La Iglesia ha salido de la época de cristiandad y tiene que enfrentarse a un mundo nuevo, secularizado, pagano y ateo. Ya no tiene los apoyos legales e institucionales que le prestaban en otros momentos los estados y tiene que abordar, para seguir siendo fiel a sí misma, un mundo recalcitrante que ha buscado otros dioses como: la razón, el humanismo, el progreso, la técnica. El mundo ha querido salvarse por sí mismo, ha construido sus torres de Babel y se ha encontrado con un estrepitoso y sangrante fracaso, con dos guerras mundiales y asesinatos en masa, que dieron al traste con todas las ilusiones humanistas. El existencialismo dio expresión a este fracaso hablando de náusea, asco, desesperanza y angustia vital. El hombre es un imposible, un ser para la nada y una pasión inútil.
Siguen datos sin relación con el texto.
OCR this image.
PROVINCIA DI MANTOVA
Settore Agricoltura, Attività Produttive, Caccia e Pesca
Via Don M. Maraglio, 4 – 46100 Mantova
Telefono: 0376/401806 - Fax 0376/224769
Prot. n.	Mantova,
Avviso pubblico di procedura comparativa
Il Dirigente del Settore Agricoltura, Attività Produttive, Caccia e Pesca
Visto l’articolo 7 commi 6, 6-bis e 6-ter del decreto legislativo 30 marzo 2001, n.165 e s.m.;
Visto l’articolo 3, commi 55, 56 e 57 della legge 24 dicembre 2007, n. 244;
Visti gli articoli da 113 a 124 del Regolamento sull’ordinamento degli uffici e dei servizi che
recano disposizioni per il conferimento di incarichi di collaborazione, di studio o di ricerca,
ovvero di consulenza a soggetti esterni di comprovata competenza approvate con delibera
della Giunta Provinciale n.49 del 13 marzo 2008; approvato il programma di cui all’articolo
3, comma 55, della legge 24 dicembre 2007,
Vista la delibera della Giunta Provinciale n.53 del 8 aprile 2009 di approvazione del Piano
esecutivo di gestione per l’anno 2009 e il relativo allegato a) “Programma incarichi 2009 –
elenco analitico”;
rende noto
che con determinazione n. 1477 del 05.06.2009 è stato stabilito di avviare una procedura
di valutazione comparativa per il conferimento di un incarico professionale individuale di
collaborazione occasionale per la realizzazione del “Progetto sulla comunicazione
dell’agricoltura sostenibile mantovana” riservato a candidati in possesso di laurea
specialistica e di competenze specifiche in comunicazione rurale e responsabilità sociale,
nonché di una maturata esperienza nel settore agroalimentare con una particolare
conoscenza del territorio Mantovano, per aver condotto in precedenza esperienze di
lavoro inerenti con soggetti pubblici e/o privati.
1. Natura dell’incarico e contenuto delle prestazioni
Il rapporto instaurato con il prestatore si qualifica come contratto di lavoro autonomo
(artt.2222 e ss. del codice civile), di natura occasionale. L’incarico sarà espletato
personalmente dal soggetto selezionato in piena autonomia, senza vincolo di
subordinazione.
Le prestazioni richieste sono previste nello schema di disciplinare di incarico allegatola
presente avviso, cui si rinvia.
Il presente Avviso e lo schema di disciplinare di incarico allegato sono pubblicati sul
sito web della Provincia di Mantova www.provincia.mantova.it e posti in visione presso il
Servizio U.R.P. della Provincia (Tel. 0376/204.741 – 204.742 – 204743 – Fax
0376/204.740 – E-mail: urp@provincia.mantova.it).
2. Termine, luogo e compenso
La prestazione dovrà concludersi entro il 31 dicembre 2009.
Estas expresiones han sido experiencias vivas en varias generaciones y de ahí ha surgido la búsqueda de unos nuevos contenidos de salvación. El hombre siempre se resistirá a morir.
Vivencia fenomenológica
Hay un tema que para mí es muy querido y me da la clave para entender y disfrutar muchas cosas de la Renovación. Se trata de la filosofía fenomenológica. Una chiquilla de 14 años le dice a su padre con aplomo: "No voy a la iglesia porque la misa no me dice nada". Otro joven te cuenta que le aburren las clases, la catequesis... "¿Dios? Me parece un rollo todo lo que oigo sobre él". En cierta ocasión estaba una sobrina mía de unos 17 años con su abuela, que no podía ya moverse de casa. La muchacha le preguntó: "Abuela, ¿usted no se aburre?" "Pero, hija, le respondió, eso de aburrirse es una cosa vuestra. Yo nunca oí esa palabra hasta que tuve por lo menos cincuenta años. Antes nunca nos aburríamos ni se hablaba de eso".
Yo estaba allí cuando sucedió este diálogo. Me impresionó esta respuesta. No sé si es verdad o mentira lo que decía esta abuela. Lo que sé es que vivimos en un mundo en que se valoran sobre todo las experiencias, las vivencias. Necesito tener vivencia de las cosas, de lo contrario como si no existieran para mí. Dios, o es una experiencia en mí o no me interesa. No me valen las razones, los grandes principios. Hoy, a nadie le interesa la verdad en abstracto, a la gente le interesa tu verdad, tu experiencia de las cosas, tu testimonio. Si habla un sacerdote preciosidades teóricas sobre las cosas más divinas, a nadie le interesa nada. Empieza verdaderamente a interesar cuando a través de las palabras se capta una experiencia vivida. El hombre que trasmite fe llega a la gente.
Antes había que ir a misa porque la misa es una cosa objetivamente buena. A la gente se la educaba en una serie de principios, normas y estructuras válidas en sí mismas. Hoy las objetividades no motivan a nadie. La gente quiere experimentarlo todo y cuando hay un vacío de experiencias positivas se cae en la experiencia negativa del aburrimiento. Nuestra época es capaz de la más grande experiencia mística, pero también de otras experiencias tan desoladoras y degeneradoras como la de la droga o autodestrucción.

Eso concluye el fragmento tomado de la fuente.